Neues Archiv: Ein Nachteil, aber viele Vorteile für Kempen
Kreisarchivar Michael Habersack erläuterte im Kulturausschuss die künftige Arbeitsweise im Neubau in Dülken.
Kempen. Eine leichte Entscheidung war das nicht. Nachdem der Kreis Viersen beschlossen hatte, sein Kreisarchiv in einem Neubau in Dülken unterzubringen, entschied sich die Kempener Politik mit Blick auf die Kosten mehrheitlich, dass man kein eigenes Stadtarchiv bauen will. Das Kempener Archivgut wandert mit nach Dülken, wenn die Unterlagen 2020 die Burg verlassen. Nur die SPD stimmte in der Ratssitzung gegen diesen Vorschlag der Stadtverwaltung. Nun gilt es nach vorne zu blicken. Wie geht die Archivarbeit in Zukunft weiter? Um darüber zu sprechen, war Kreisarchivar Michael Habersack zu Gast im Kempener Kulturausschuss und stellte sich den Fragen.
Seit Juli ist der promovierte Landesarchivrat für das Kreisarchiv tätig und hat die Nachfolge des inzwischen in den Ruhestand getretenen Gerhard Rehm angetreten. Für Habersack, der zuvor Referent in der Archivberatung beim Landschaftsverband Rheinland war, sei das Stellenangebot aus dem Kreis Viersen besonders verlockend gewesen, weil sich der Neubau abzeichnete und er die Möglichkeit habe, die funktionalen Abläufe eines Archives zu gestalten.
Das neue Archiv wird ein Gebäude mit fensterlosem Kubus in der Mitte, um den herum Räume für Büros, Lesesaal und Vortragsräume, Platz für Heimatvereine und Bibliothek, Bereiche für Anlieferung, Quarantäne, Reinigung und Restaurierungsarbeiten und mehr angeordnet werden. Auch für die Nutzer sieht Habersack Vorteile. So gibt es einen Vortragsraum, der teilbar ist, so dass zum Beispiel zwei Klassen gleichzeitig zu Besuch sein können. In der Burg musste dafür der Lesesaal herhalten.
Einen Nachteil aus Kempener Sicht kann Habersack nicht leugnen. Die Kempener müssen nun weitere Wege in Kauf nehmen. Das gilt auch für Schulklassen, die sich mit Archivarbeit im Unterricht befassen.
Michael Habersack sieht das Kreisarchiv in der Zusammenarbeit mit Schulen auf einem guten Weg — und das soll auch so bleiben. Es gebe vier Bildungspartnerschaften. In Kempen hob er besonders die Zusammenarbeit mit dem Thomaeum hervor, die auch in Zukunft fortgeführt werden soll. Dazu soll es auch ein „aufsuchendes Programm“ geben, sprich: Archivmitarbeiter gehen in die Schulen, um dort mit den Klassen zu arbeiten.
Für die Archivmitarbeiter sei es ein Vorteil, dass es in Zukunft nicht mehr mehrere Standorte geben wird. Das spare Zeit, die sinnvoller verwendet werden könne.
Das Stadtarchiv Kempen bleibe eine eigene Bestandsobergruppe des Kreisarchivs. Die Mitarbeiter seien aber nicht nach Orten, sondern nach Bereichen zuständig. Je nachdem, ob man sich also für Sozialverwaltung oder Kulturverwaltung interessiert, habe man dann unterschiedliche Ansprechpartner. Das Personal soll aufgestockt werden.
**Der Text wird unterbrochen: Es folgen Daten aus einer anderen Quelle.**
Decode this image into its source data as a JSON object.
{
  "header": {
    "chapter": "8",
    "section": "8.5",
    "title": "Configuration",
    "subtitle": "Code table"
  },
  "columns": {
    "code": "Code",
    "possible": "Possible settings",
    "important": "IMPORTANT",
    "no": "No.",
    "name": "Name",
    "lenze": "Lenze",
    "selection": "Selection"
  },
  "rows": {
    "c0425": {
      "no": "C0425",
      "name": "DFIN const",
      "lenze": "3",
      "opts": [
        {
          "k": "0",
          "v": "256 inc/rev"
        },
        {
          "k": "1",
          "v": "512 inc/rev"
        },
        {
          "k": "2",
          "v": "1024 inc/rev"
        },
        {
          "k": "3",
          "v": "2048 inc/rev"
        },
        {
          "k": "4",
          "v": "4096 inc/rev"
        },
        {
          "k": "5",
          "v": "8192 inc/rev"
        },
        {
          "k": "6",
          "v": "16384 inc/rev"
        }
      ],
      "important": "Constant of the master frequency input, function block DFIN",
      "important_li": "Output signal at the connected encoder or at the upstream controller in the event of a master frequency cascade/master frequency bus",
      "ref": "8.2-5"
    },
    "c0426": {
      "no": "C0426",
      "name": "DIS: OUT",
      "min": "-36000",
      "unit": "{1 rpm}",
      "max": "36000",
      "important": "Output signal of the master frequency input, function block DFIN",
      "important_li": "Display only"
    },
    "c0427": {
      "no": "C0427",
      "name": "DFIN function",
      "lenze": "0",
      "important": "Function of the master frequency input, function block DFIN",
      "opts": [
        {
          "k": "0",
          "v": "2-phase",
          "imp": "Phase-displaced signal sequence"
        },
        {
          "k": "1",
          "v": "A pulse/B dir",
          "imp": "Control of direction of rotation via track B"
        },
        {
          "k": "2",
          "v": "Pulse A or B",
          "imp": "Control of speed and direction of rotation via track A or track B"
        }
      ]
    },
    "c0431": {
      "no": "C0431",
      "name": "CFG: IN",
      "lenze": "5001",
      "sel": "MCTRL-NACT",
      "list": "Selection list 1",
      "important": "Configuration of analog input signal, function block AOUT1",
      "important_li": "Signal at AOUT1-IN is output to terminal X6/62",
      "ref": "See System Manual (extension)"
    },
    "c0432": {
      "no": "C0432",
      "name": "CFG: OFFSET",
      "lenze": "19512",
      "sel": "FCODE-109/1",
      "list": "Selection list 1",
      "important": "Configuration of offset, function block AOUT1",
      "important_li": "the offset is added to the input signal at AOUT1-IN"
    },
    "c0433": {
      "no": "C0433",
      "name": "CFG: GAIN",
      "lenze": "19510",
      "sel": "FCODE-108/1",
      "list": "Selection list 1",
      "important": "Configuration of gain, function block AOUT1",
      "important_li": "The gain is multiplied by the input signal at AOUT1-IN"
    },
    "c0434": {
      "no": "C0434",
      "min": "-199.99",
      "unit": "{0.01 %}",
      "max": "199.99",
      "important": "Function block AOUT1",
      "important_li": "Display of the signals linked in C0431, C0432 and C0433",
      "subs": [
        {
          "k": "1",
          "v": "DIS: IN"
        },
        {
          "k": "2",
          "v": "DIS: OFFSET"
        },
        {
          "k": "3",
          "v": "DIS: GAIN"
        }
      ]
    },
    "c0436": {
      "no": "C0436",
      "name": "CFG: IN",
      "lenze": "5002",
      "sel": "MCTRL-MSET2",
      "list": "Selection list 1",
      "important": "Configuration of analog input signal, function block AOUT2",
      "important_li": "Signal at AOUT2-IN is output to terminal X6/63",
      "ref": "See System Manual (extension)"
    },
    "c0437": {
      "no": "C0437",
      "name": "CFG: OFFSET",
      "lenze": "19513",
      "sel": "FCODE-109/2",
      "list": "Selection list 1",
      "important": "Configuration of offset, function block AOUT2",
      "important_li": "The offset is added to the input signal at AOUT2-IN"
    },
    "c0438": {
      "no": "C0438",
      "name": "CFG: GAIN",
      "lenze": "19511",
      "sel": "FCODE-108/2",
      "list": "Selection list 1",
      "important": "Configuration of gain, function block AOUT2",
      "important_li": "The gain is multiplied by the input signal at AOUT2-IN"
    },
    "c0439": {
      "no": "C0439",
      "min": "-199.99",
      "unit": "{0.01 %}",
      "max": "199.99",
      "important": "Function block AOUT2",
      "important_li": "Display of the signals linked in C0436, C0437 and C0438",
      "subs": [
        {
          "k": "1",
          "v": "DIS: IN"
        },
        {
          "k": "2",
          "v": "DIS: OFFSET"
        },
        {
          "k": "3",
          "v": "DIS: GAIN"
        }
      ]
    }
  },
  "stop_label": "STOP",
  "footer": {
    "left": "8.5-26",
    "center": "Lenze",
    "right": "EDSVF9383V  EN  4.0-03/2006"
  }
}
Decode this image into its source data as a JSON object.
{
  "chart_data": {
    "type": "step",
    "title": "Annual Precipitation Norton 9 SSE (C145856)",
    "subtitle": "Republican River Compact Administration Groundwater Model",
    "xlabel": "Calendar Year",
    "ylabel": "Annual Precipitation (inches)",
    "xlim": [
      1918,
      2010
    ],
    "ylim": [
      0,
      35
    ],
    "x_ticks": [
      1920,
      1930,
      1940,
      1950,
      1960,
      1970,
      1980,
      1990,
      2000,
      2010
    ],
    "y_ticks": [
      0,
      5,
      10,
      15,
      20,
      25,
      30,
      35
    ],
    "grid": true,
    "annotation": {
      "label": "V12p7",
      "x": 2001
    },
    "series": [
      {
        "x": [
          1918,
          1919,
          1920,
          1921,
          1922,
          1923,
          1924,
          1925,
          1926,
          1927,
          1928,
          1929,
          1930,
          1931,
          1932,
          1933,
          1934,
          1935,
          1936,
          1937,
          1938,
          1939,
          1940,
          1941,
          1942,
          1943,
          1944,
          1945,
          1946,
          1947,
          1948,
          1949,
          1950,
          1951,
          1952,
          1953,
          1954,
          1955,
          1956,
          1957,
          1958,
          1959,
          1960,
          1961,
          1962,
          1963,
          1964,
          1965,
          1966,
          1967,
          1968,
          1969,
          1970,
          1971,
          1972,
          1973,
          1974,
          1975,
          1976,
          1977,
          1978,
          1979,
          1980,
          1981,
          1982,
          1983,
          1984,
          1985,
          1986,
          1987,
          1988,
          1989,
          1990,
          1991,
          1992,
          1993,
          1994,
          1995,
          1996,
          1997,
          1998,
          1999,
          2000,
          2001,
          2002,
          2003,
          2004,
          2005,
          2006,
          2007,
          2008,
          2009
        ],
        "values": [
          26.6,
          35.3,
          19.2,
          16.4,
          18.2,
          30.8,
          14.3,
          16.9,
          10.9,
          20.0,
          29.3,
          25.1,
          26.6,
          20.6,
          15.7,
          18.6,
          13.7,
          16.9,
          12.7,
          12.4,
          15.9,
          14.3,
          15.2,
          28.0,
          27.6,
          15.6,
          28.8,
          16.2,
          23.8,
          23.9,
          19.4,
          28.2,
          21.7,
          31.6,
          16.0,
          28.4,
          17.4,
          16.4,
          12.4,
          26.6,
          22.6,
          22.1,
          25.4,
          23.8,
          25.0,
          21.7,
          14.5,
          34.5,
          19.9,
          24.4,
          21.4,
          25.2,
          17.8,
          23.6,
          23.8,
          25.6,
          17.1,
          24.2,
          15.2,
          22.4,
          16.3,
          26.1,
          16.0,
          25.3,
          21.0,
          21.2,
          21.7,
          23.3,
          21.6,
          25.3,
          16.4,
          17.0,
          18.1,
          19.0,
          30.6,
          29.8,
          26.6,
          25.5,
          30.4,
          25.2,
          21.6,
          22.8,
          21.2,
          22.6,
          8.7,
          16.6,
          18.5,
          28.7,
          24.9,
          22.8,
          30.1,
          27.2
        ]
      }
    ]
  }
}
Zwei Stellen seien ausgeschrieben, so Habersack.
Das Thema Digitalisierung will Habersack weiterführen. Es gebe einen großen Bestand an Personenstandsregistern, die nun nach und nach digitalisiert würden. Auch den Kempener Urkundenbestand hat der Historiker dafür im Blick. Bisher blieben die Urkunden wenig beachtet. „Wir haben keine 40 Nutzungen pro Jahr. Ich gehe davon aus, dass wir diese Zahl durch die Digitalisierung erhöhen können“, so Habersack. Zurzeit sei man dabei einen geeigneten Scanner anzuschaffen, der zum Beispiel auch Urkunden mit Wachssiegel erfassen kann.
Der Umzug der Archivgüter werde genauestens vorbereitet. „Vorher wird feststehen, welcher Karton in welches Regal geht“, so Habersack. Mit Blick auf den eigentlichen Umzug ist er daher recht entspannt. Dafür würde ein Umzugsunternehmen mit Erfahrung in diesem Bereich beauftragt. Der Archivleiter schätzt, dass dies innerhalb von sechs Wochen über die Bühne gehen wird.